Yeah. I I definitely see that a a ton because Wes and I, we both Teach essentially programming for a living. That's, like, been our career for a long time. And and being able to to always make sure people are Aware of what's going on beneath the surface, even beneath that surface, usually provides more context, More understanding people aren't going to be hitting an error message and be like, I want what the hell do I knew now? I I got an error. It doesn't work.

Scott Tolinski

Well, would do you have any tips for Learning things deeply, it it just you find

Guest 2

documentation. You find the books and you read. You just stick your mind to it, or do you have any, tips? The Big thing that I try to do is not have anything that I'm, like, staring at regularly that I don't know what it is or understand.

Guest 2

And if you're not actively trying to do this, your life will just be full of stuff you don't understand. Like, you know, if you're reading, like, a fiction book and you there's a word you don't know, your brain sort of just, like, glosses over it, That's not a big deal. That's not what I'm talking about. But in, like, a computer program that you're editing, if there's, like, a concept or some class or some import or something Or some, like, little bit of syntax, and you have maybe a guess, but you don't really know what it is. Actually, just like taking the time to dig in and, like, really nail down your understanding of that thing. That's, like, I'd say the biggest thing that I personally really lean on.

Guest 2

And I find that it has this compounding effect because If you actually understand every character in the file, like, every line of code, and you really, really understand what it does, then it compounds, like, the mental model that you're building of the program.

Guest 2

Like, that mental model is just gonna be a lot stronger, and it's like building that understanding of those individual concepts that are making the thing up as well.

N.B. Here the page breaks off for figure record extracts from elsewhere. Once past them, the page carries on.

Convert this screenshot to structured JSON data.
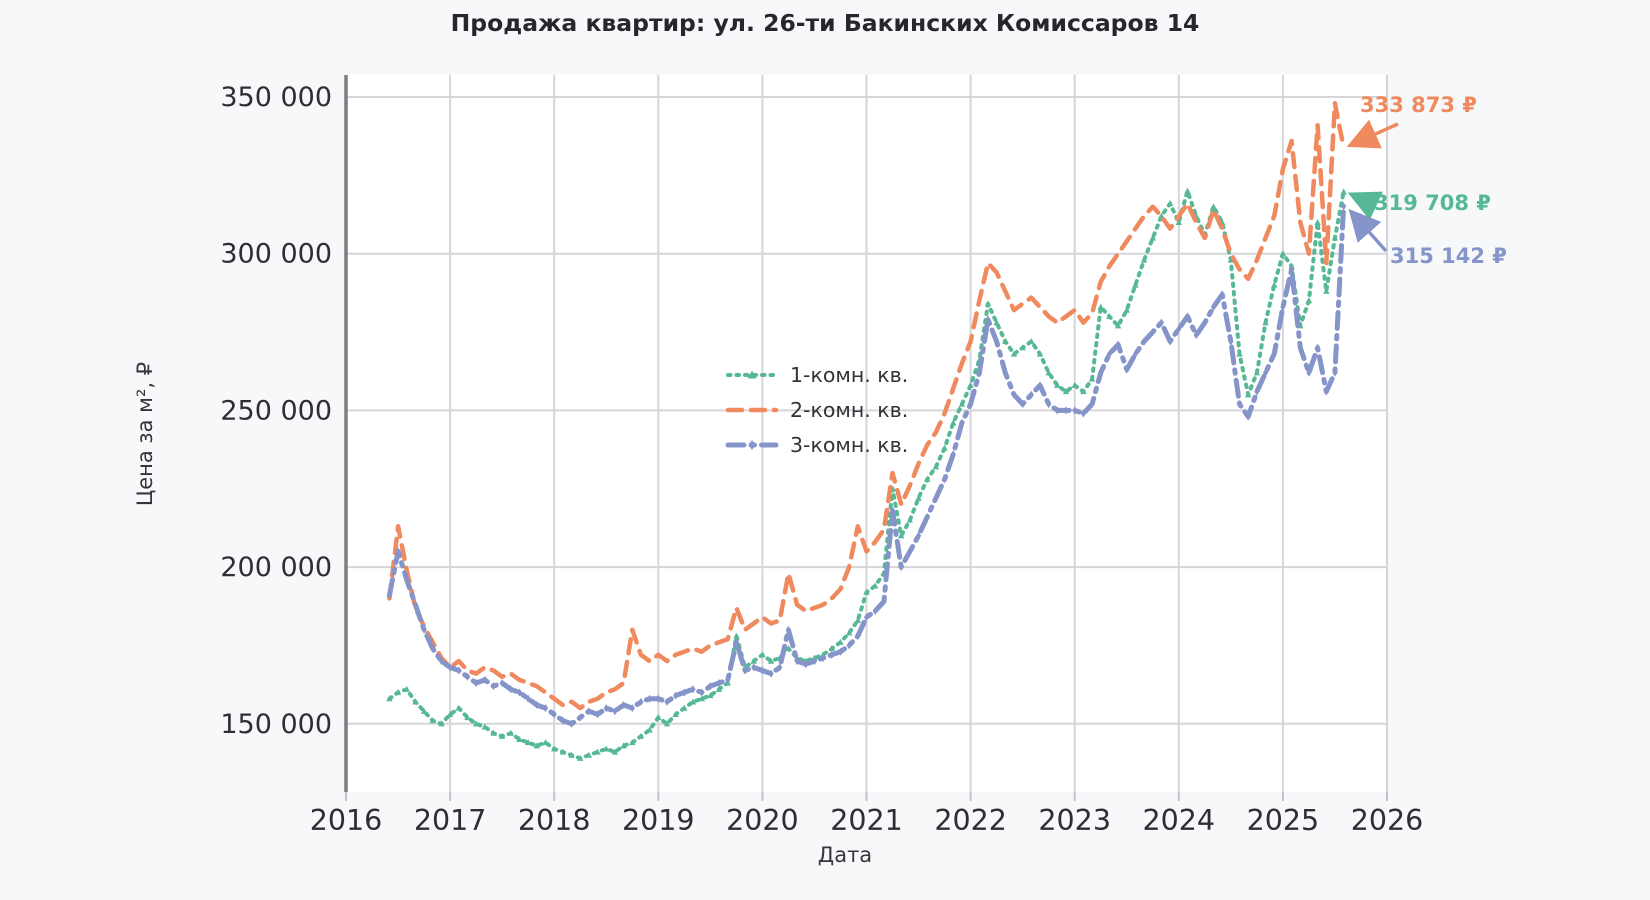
{
  "page": {
    "background": "#f7f8fa",
    "plot_background": "#ffffff",
    "gridline_color": "#d6d6da",
    "spine_color": "#7d7d82",
    "tick_label_color": "#2f2f33",
    "title_color": "#26262e"
  },
  "chart_data": {
    "type": "line",
    "title": "Продажа квартир: ул. 26-ти Бакинских Комиссаров 14",
    "xlabel": "Дата",
    "ylabel": "Цена за м², ₽",
    "xlim": [
      2016,
      2026
    ],
    "ylim": [
      128000,
      357000
    ],
    "grid": true,
    "legend_position": "center",
    "x_start_month": "2016-06",
    "x_step_months": 1,
    "xticks": [
      "2016",
      "2017",
      "2018",
      "2019",
      "2020",
      "2021",
      "2022",
      "2023",
      "2024",
      "2025",
      "2026"
    ],
    "yticks": [
      {
        "value": 150000,
        "label": "150 000"
      },
      {
        "value": 200000,
        "label": "200 000"
      },
      {
        "value": 250000,
        "label": "250 000"
      },
      {
        "value": 300000,
        "label": "300 000"
      },
      {
        "value": 350000,
        "label": "350 000"
      }
    ],
    "series": [
      {
        "name": "1-комн. кв.",
        "color": "#56b894",
        "dash": "dotted",
        "marker": "triangle",
        "end_value": 319708,
        "end_label": "319 708 ₽",
        "values": [
          158000,
          160000,
          161000,
          157000,
          154000,
          151000,
          150000,
          153000,
          155000,
          152000,
          150000,
          149000,
          147000,
          146000,
          147000,
          145000,
          144000,
          143000,
          144000,
          142000,
          141000,
          140000,
          139000,
          140000,
          141000,
          142000,
          141000,
          143000,
          144000,
          146000,
          148000,
          152000,
          150000,
          153000,
          155000,
          157000,
          158000,
          159000,
          161000,
          163000,
          178000,
          168000,
          170000,
          172000,
          170000,
          171000,
          174000,
          171000,
          170000,
          171000,
          172000,
          174000,
          176000,
          179000,
          183000,
          192000,
          194000,
          198000,
          225000,
          210000,
          215000,
          222000,
          228000,
          232000,
          238000,
          246000,
          252000,
          258000,
          266000,
          284000,
          278000,
          272000,
          268000,
          270000,
          272000,
          268000,
          262000,
          258000,
          256000,
          258000,
          256000,
          260000,
          283000,
          280000,
          277000,
          282000,
          290000,
          298000,
          305000,
          312000,
          316000,
          310000,
          320000,
          312000,
          306000,
          315000,
          310000,
          298000,
          268000,
          255000,
          262000,
          278000,
          290000,
          300000,
          296000,
          277000,
          285000,
          310000,
          288000,
          305000,
          319708
        ]
      },
      {
        "name": "2-комн. кв.",
        "color": "#f08a5e",
        "dash": "dashed",
        "marker": "none",
        "end_value": 333873,
        "end_label": "333 873 ₽",
        "values": [
          190000,
          213000,
          199000,
          187000,
          181000,
          176000,
          171000,
          168000,
          170000,
          167000,
          166000,
          168000,
          167000,
          165000,
          166000,
          164000,
          163000,
          162000,
          160000,
          158000,
          156000,
          157000,
          155000,
          157000,
          158000,
          160000,
          161000,
          163000,
          180000,
          172000,
          170000,
          172000,
          170000,
          172000,
          173000,
          174000,
          173000,
          175000,
          176000,
          177000,
          187000,
          180000,
          182000,
          184000,
          182000,
          183000,
          198000,
          188000,
          186000,
          187000,
          188000,
          190000,
          193000,
          200000,
          213000,
          205000,
          208000,
          212000,
          230000,
          220000,
          226000,
          233000,
          239000,
          243000,
          249000,
          257000,
          265000,
          272000,
          285000,
          297000,
          294000,
          288000,
          282000,
          284000,
          286000,
          283000,
          280000,
          278000,
          280000,
          282000,
          278000,
          281000,
          291000,
          296000,
          300000,
          304000,
          308000,
          312000,
          315000,
          312000,
          308000,
          312000,
          316000,
          310000,
          305000,
          314000,
          308000,
          300000,
          295000,
          292000,
          298000,
          305000,
          312000,
          327000,
          336000,
          310000,
          300000,
          341000,
          297000,
          348000,
          333873
        ]
      },
      {
        "name": "3-комн. кв.",
        "color": "#8594c9",
        "dash": "dashdot",
        "marker": "diamond",
        "end_value": 315142,
        "end_label": "315 142 ₽",
        "values": [
          191000,
          205000,
          196000,
          188000,
          180000,
          174000,
          170000,
          168000,
          167000,
          165000,
          163000,
          164000,
          162000,
          163000,
          161000,
          160000,
          158000,
          156000,
          155000,
          153000,
          151000,
          150000,
          152000,
          154000,
          153000,
          155000,
          154000,
          156000,
          155000,
          157000,
          158000,
          158000,
          157000,
          159000,
          160000,
          161000,
          160000,
          162000,
          163000,
          164000,
          176000,
          167000,
          168000,
          167000,
          166000,
          168000,
          180000,
          170000,
          169000,
          170000,
          171000,
          172000,
          173000,
          175000,
          178000,
          184000,
          186000,
          189000,
          218000,
          200000,
          205000,
          210000,
          216000,
          222000,
          228000,
          236000,
          246000,
          252000,
          262000,
          279000,
          272000,
          262000,
          255000,
          252000,
          255000,
          258000,
          252000,
          250000,
          250000,
          250000,
          249000,
          252000,
          262000,
          268000,
          271000,
          263000,
          268000,
          272000,
          275000,
          278000,
          272000,
          276000,
          280000,
          274000,
          278000,
          283000,
          287000,
          272000,
          252000,
          248000,
          256000,
          262000,
          268000,
          283000,
          295000,
          270000,
          262000,
          270000,
          256000,
          262000,
          315142
        ]
      }
    ]
  }
}
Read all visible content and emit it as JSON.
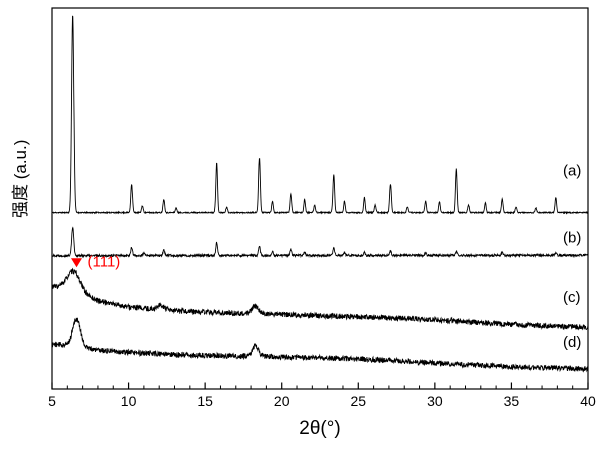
{
  "chart_data": {
    "type": "line",
    "title": "",
    "xlabel": "2θ(°)",
    "ylabel": "强度 (a.u.)",
    "xlim": [
      5,
      40
    ],
    "x_major_ticks": [
      5,
      10,
      15,
      20,
      25,
      30,
      35,
      40
    ],
    "x_minor_step": 1,
    "grid": false,
    "frame": true,
    "line_color": "#000000",
    "legend_position": "right-inline",
    "annotation": {
      "text": "(111)",
      "x": 6.6,
      "color": "#ff0000",
      "marker": "triangle-down",
      "target_series": "(c)"
    },
    "series": [
      {
        "name": "(a)",
        "kind": "crystalline-xrd-pattern",
        "seed": 11,
        "noise": 0.0015,
        "label_y": 0.574,
        "background": [
          [
            5,
            0.463
          ],
          [
            40,
            0.463
          ]
        ],
        "peaks": [
          [
            6.35,
            0.52,
            0.17
          ],
          [
            10.2,
            0.075,
            0.13
          ],
          [
            10.9,
            0.018,
            0.12
          ],
          [
            12.3,
            0.035,
            0.13
          ],
          [
            13.1,
            0.012,
            0.12
          ],
          [
            15.75,
            0.13,
            0.13
          ],
          [
            16.4,
            0.015,
            0.12
          ],
          [
            18.55,
            0.145,
            0.13
          ],
          [
            19.4,
            0.03,
            0.12
          ],
          [
            20.6,
            0.05,
            0.13
          ],
          [
            21.5,
            0.035,
            0.12
          ],
          [
            22.15,
            0.02,
            0.12
          ],
          [
            23.4,
            0.1,
            0.13
          ],
          [
            24.1,
            0.03,
            0.12
          ],
          [
            25.4,
            0.04,
            0.12
          ],
          [
            26.1,
            0.02,
            0.12
          ],
          [
            27.1,
            0.075,
            0.13
          ],
          [
            28.2,
            0.015,
            0.12
          ],
          [
            29.4,
            0.03,
            0.12
          ],
          [
            30.3,
            0.028,
            0.12
          ],
          [
            31.4,
            0.115,
            0.13
          ],
          [
            32.2,
            0.02,
            0.12
          ],
          [
            33.3,
            0.025,
            0.12
          ],
          [
            34.4,
            0.035,
            0.12
          ],
          [
            35.3,
            0.015,
            0.12
          ],
          [
            36.6,
            0.012,
            0.12
          ],
          [
            37.9,
            0.04,
            0.12
          ]
        ]
      },
      {
        "name": "(b)",
        "kind": "weak-crystalline-xrd-pattern",
        "seed": 22,
        "noise": 0.0028,
        "label_y": 0.397,
        "background": [
          [
            5,
            0.35
          ],
          [
            40,
            0.351
          ]
        ],
        "peaks": [
          [
            6.35,
            0.075,
            0.16
          ],
          [
            10.2,
            0.022,
            0.13
          ],
          [
            11.0,
            0.008,
            0.12
          ],
          [
            12.3,
            0.016,
            0.13
          ],
          [
            15.75,
            0.034,
            0.13
          ],
          [
            18.55,
            0.024,
            0.13
          ],
          [
            19.4,
            0.012,
            0.12
          ],
          [
            20.6,
            0.016,
            0.13
          ],
          [
            21.5,
            0.009,
            0.12
          ],
          [
            23.4,
            0.019,
            0.13
          ],
          [
            24.1,
            0.007,
            0.12
          ],
          [
            25.4,
            0.009,
            0.12
          ],
          [
            27.1,
            0.011,
            0.13
          ],
          [
            29.4,
            0.007,
            0.12
          ],
          [
            31.4,
            0.011,
            0.13
          ],
          [
            34.4,
            0.007,
            0.12
          ],
          [
            37.9,
            0.005,
            0.12
          ]
        ]
      },
      {
        "name": "(c)",
        "kind": "amorphous-broad-pattern",
        "seed": 33,
        "noise": 0.007,
        "label_y": 0.242,
        "background": [
          [
            5,
            0.27
          ],
          [
            6.5,
            0.258
          ],
          [
            8,
            0.232
          ],
          [
            10,
            0.215
          ],
          [
            13,
            0.205
          ],
          [
            16,
            0.2
          ],
          [
            19,
            0.197
          ],
          [
            22,
            0.193
          ],
          [
            26,
            0.188
          ],
          [
            30,
            0.182
          ],
          [
            34,
            0.172
          ],
          [
            37,
            0.166
          ],
          [
            40,
            0.162
          ]
        ],
        "peaks": [
          [
            6.4,
            0.05,
            1.0
          ],
          [
            12.1,
            0.012,
            0.5
          ],
          [
            18.3,
            0.02,
            0.5
          ]
        ]
      },
      {
        "name": "(d)",
        "kind": "amorphous-broad-pattern",
        "seed": 44,
        "noise": 0.007,
        "label_y": 0.124,
        "background": [
          [
            5,
            0.118
          ],
          [
            6.6,
            0.112
          ],
          [
            8,
            0.102
          ],
          [
            10,
            0.096
          ],
          [
            13,
            0.09
          ],
          [
            16,
            0.087
          ],
          [
            18.5,
            0.086
          ],
          [
            21,
            0.083
          ],
          [
            24,
            0.08
          ],
          [
            27,
            0.075
          ],
          [
            30,
            0.068
          ],
          [
            33,
            0.062
          ],
          [
            36,
            0.057
          ],
          [
            40,
            0.053
          ]
        ],
        "peaks": [
          [
            6.6,
            0.072,
            0.6
          ],
          [
            18.3,
            0.028,
            0.45
          ]
        ]
      }
    ]
  }
}
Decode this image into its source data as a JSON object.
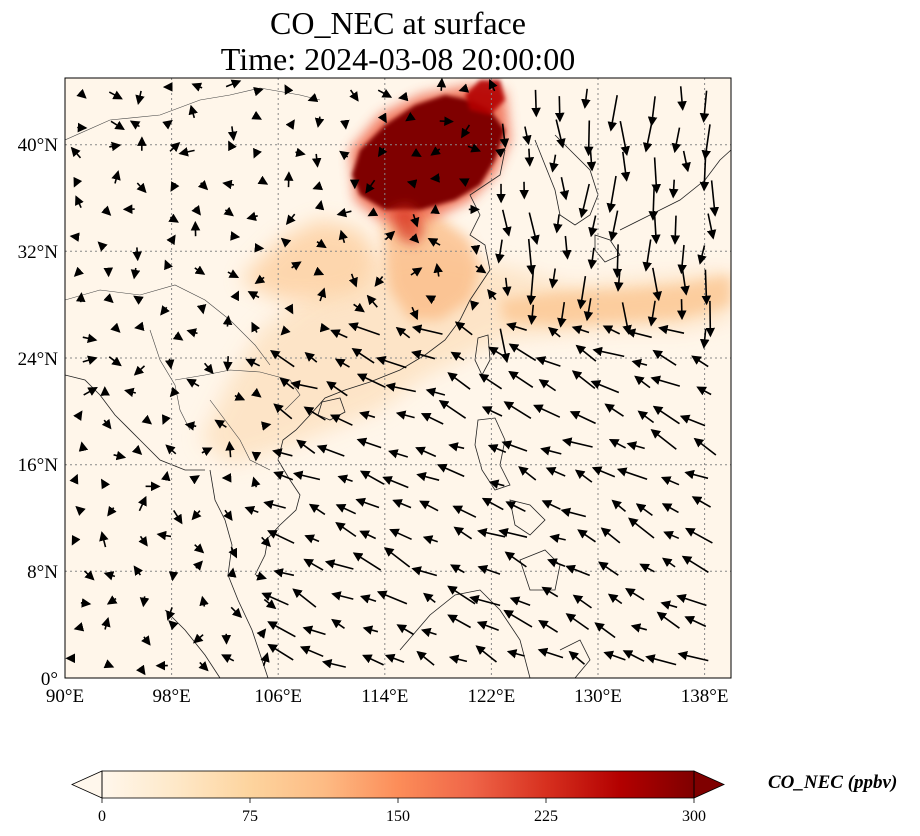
{
  "title": {
    "line1": "CO_NEC at surface",
    "line2": "Time: 2024-03-08 20:00:00"
  },
  "map": {
    "projection": "PlateCarree",
    "lon_range": [
      90,
      140
    ],
    "lat_range": [
      0,
      45
    ],
    "gridlines": "dotted",
    "x_ticks": [
      "90°E",
      "98°E",
      "106°E",
      "114°E",
      "122°E",
      "130°E",
      "138°E"
    ],
    "y_ticks": [
      "0°",
      "8°N",
      "16°N",
      "24°N",
      "32°N",
      "40°N"
    ],
    "field": "CO_NEC concentration, highest over North China Plain (~114–120°E, 35–44°N), plume extending along Yangtze region and east over the East China Sea",
    "wind_vectors": "northeasterly flow over South China Sea and western Pacific"
  },
  "colorbar": {
    "label": "CO_NEC (ppbv)",
    "ticks": [
      "0",
      "75",
      "150",
      "225",
      "300"
    ],
    "range": [
      0,
      300
    ],
    "extend": "both",
    "colormap": "OrRd",
    "colors": [
      "#fff7ec",
      "#fee8c8",
      "#fdd49e",
      "#fdbb84",
      "#fc8d59",
      "#ef6548",
      "#d7301f",
      "#b30000",
      "#7f0000"
    ]
  }
}
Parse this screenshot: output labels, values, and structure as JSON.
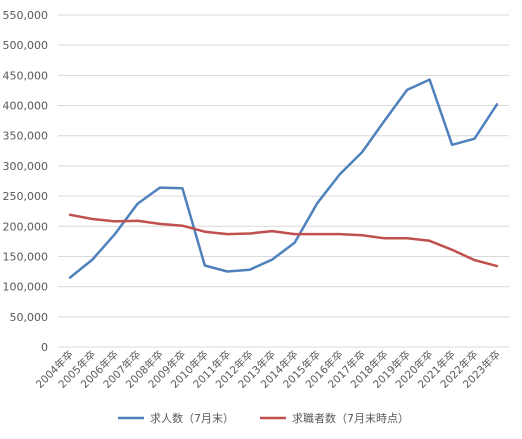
{
  "chart_data": {
    "type": "line",
    "title": "",
    "xlabel": "",
    "ylabel": "",
    "categories": [
      "2004年卒",
      "2005年卒",
      "2006年卒",
      "2007年卒",
      "2008年卒",
      "2009年卒",
      "2010年卒",
      "2011年卒",
      "2012年卒",
      "2013年卒",
      "2014年卒",
      "2015年卒",
      "2016年卒",
      "2017年卒",
      "2018年卒",
      "2019年卒",
      "2020年卒",
      "2021年卒",
      "2022年卒",
      "2023年卒"
    ],
    "ylim": [
      0,
      550000
    ],
    "yticks": [
      0,
      50000,
      100000,
      150000,
      200000,
      250000,
      300000,
      350000,
      400000,
      450000,
      500000,
      550000
    ],
    "ytick_labels": [
      "0",
      "50,000",
      "100,000",
      "150,000",
      "200,000",
      "250,000",
      "300,000",
      "350,000",
      "400,000",
      "450,000",
      "500,000",
      "550,000"
    ],
    "grid": true,
    "legend_position": "bottom",
    "series": [
      {
        "name": "求人数（7月末）",
        "color": "#4f81bd",
        "values": [
          115000,
          145000,
          187000,
          237000,
          264000,
          263000,
          135000,
          125000,
          128000,
          145000,
          173000,
          238000,
          286000,
          323000,
          375000,
          426000,
          443000,
          335000,
          345000,
          402000
        ]
      },
      {
        "name": "求職者数（7月末時点）",
        "color": "#c0504d",
        "values": [
          219000,
          212000,
          208000,
          209000,
          204000,
          201000,
          191000,
          187000,
          188000,
          192000,
          187000,
          187000,
          187000,
          185000,
          180000,
          180000,
          176000,
          161000,
          144000,
          134000
        ]
      }
    ]
  }
}
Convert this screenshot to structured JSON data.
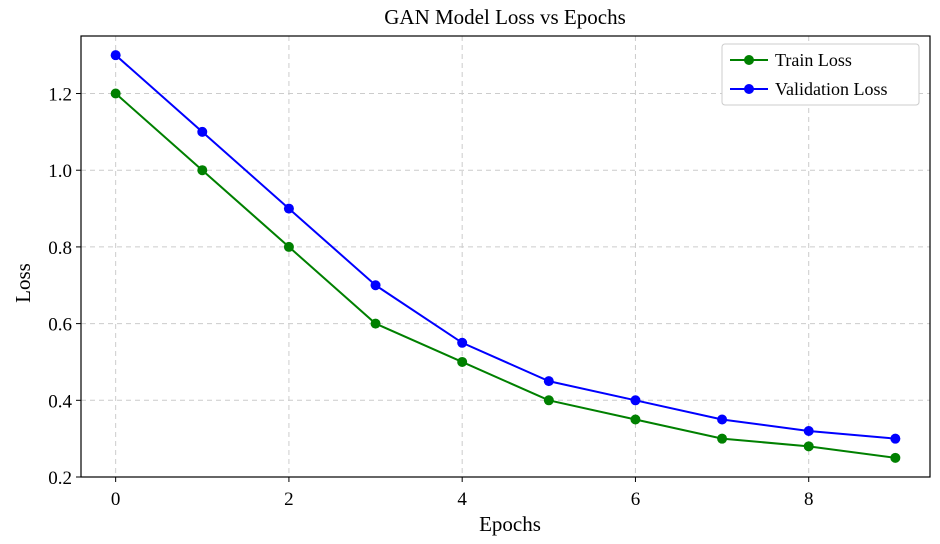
{
  "chart_data": {
    "type": "line",
    "title": "GAN Model Loss vs Epochs",
    "xlabel": "Epochs",
    "ylabel": "Loss",
    "x": [
      0,
      1,
      2,
      3,
      4,
      5,
      6,
      7,
      8,
      9
    ],
    "xlim": [
      -0.4,
      9.4
    ],
    "ylim": [
      0.2,
      1.35
    ],
    "xticks": [
      0,
      2,
      4,
      6,
      8
    ],
    "yticks": [
      0.2,
      0.4,
      0.6,
      0.8,
      1.0,
      1.2
    ],
    "ytick_labels": [
      "0.2",
      "0.4",
      "0.6",
      "0.8",
      "1.0",
      "1.2"
    ],
    "grid": true,
    "legend_position": "top-right",
    "series": [
      {
        "name": "Train Loss",
        "color": "#008000",
        "marker": "circle",
        "values": [
          1.2,
          1.0,
          0.8,
          0.6,
          0.5,
          0.4,
          0.35,
          0.3,
          0.28,
          0.25
        ]
      },
      {
        "name": "Validation Loss",
        "color": "#0000ff",
        "marker": "circle",
        "values": [
          1.3,
          1.1,
          0.9,
          0.7,
          0.55,
          0.45,
          0.4,
          0.35,
          0.32,
          0.3
        ]
      }
    ]
  }
}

So, yeah, that's, like, the main tip that I would, That that's fantastic advice.

Wes Bos

Alright. Last thing we'll do here, we want a shameless Plug for you. Shameless plug. Plug ins. Everyone should go try plug ins. Awesome. Again, I've I've played with it a little bit here and there, but definitely gonna Check it out a little bit more after this. Thank you so much for coming on. I really appreciate all your time and insights into this. It's fantastic. Thanks, guys. Yeah. Thank you so much. Alright. Peace.